Zusätzlich wird mit einer BaFin-Billigung kokettiert, die es nicht gibt. Das ist irreführend.
Frage: „Inhaberschuldverschreibung“ klingt seriös. Wo liegt das Risiko?
Bontschev: Juristisch ist das eine Schuldverschreibung (= Kredit an den Emittenten). Ihr größtes Risiko ist schlicht der Emittenten-Ausfall. Versprochene „passive Einkommen“ sind Marketing – keine Garantie. Bei Anbietern ohne Erlaubnis/Prospekt ist das Chancen-Risiken-Profil schlicht inakzeptabel.

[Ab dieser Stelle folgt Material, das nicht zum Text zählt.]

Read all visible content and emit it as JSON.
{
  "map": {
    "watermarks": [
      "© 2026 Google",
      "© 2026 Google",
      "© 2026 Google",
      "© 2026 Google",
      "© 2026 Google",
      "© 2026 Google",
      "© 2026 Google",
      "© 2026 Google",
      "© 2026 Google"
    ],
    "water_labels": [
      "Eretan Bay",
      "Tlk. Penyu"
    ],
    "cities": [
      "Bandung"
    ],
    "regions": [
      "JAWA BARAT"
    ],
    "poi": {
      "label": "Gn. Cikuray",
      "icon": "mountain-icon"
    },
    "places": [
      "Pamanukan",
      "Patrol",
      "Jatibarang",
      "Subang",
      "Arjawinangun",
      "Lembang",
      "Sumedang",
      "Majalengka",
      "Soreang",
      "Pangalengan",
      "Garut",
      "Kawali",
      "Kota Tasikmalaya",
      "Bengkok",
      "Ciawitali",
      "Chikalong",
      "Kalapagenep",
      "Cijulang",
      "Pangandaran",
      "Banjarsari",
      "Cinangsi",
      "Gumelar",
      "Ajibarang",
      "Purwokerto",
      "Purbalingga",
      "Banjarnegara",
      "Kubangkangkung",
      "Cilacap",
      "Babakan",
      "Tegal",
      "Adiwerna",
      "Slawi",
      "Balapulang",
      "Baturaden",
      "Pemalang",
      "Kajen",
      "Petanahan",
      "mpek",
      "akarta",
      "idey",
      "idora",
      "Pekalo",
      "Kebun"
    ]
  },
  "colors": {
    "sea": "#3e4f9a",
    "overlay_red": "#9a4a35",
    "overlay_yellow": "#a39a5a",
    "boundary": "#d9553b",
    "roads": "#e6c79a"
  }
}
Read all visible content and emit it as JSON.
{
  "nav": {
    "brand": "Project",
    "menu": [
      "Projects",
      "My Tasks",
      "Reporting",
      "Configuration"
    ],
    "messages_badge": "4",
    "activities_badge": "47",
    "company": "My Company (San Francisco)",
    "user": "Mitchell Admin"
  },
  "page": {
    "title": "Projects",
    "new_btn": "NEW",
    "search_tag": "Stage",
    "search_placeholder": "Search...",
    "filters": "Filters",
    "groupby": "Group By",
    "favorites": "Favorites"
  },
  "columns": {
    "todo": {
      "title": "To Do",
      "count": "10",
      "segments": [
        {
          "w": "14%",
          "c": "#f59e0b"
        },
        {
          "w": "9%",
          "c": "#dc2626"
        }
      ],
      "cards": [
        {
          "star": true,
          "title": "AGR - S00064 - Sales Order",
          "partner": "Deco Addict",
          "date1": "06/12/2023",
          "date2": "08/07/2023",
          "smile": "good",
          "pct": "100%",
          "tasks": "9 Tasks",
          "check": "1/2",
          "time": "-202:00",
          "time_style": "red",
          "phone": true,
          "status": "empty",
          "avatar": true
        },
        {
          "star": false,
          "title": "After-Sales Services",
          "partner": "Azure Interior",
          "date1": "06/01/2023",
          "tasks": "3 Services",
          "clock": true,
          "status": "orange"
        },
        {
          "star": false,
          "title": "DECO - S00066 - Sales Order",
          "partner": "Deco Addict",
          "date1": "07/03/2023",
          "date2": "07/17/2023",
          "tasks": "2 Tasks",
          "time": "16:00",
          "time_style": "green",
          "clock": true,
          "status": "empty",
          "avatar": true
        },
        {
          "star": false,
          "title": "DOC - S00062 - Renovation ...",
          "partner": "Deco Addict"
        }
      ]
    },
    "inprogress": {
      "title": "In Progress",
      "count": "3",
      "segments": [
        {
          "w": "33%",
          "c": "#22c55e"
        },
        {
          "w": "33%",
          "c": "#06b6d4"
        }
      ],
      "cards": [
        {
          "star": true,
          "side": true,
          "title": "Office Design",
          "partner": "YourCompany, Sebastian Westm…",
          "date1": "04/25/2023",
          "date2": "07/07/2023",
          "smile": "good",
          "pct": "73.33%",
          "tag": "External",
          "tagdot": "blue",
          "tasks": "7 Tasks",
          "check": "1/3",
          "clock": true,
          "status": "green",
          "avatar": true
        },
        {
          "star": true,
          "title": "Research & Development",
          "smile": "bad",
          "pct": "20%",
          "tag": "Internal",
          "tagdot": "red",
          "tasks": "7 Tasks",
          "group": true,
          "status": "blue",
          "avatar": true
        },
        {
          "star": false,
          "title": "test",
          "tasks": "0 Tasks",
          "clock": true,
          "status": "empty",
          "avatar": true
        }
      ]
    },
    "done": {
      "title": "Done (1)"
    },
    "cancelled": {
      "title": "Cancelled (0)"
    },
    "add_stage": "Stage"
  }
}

Frage: Das Unternehmen sitzt in der Schweiz. Gilt die BaFin dann überhaupt?
Bontschev: Ja. Sobald in Deutschland (an hiesige Anleger) angeboten/gezeichnet wird, greifen die deutschen Zulassungs- und Prospektpflichten. Der Sitz im Ausland schützt nicht vor Aufsicht – er erschwert nur später die Durchsetzung.
Frage: Welche Warnsignale sollten Anleger sofort stutzig machen?
Bontschev:
- „BaFin gebilligt“ – ohne Prospekt-Hinweis/Verlinkung in die BaFin-Datenbank.
- Kein Prospekt, nur Broschüren/One-Pager, keine ISIN, kein testiertes Zahlenwerk.
- Impressum dünn oder falsch, wechselnde Domains (hier: veratixo…, non-dom… – allgemeiner red flag).
- Renditeversprechen/„passives Einkommen“, Zeitdruck, „nur heute/limitiert“.
- Vorab-Überweisung/Krypto, Wallet-Zahlung, ausländische Konten.
- Berufung auf „BaFin/FINMA-ok“ ohne belastbare Nachweise.
Frage: Was sollte man vor jeder Zeichnung tun?
Bontschev:
- BaFin-Unternehmensdatenbank: Ist der Anbieter zugelassen?
- Datenbank „Hinterlegte Prospekte“: Gibt es einen gebilligten Prospekt?
- Impressum prüfen (ladungsfähige Anschrift, Register, Vertretung).
- Kein Geld und keine Ausweisdaten an nicht regulierte Anbieter.
- Niemals auf Messenger-Chats/Cold Calls reagieren – statt dessen alles dokumentieren.
Frage: Ich habe bereits überwiesen/gezeichnet. Was jetzt – konkret?
Bontschev: Sofort handeln – und keine „Freischaltgebühren/Steuern“ nachzahlen:
- Bank anrufen: Überweisungsrückruf/Fraud-Flag veranlassen (bei Karte: Chargeback; bei SEPA-Instant ist es sehr eng, trotzdem melden).
- Beweise sichern: Screenshots, PDFs, E-Mails, Zeichnungsschein, AGB, Konto-/Wallet-Adressen, Domain-URLs.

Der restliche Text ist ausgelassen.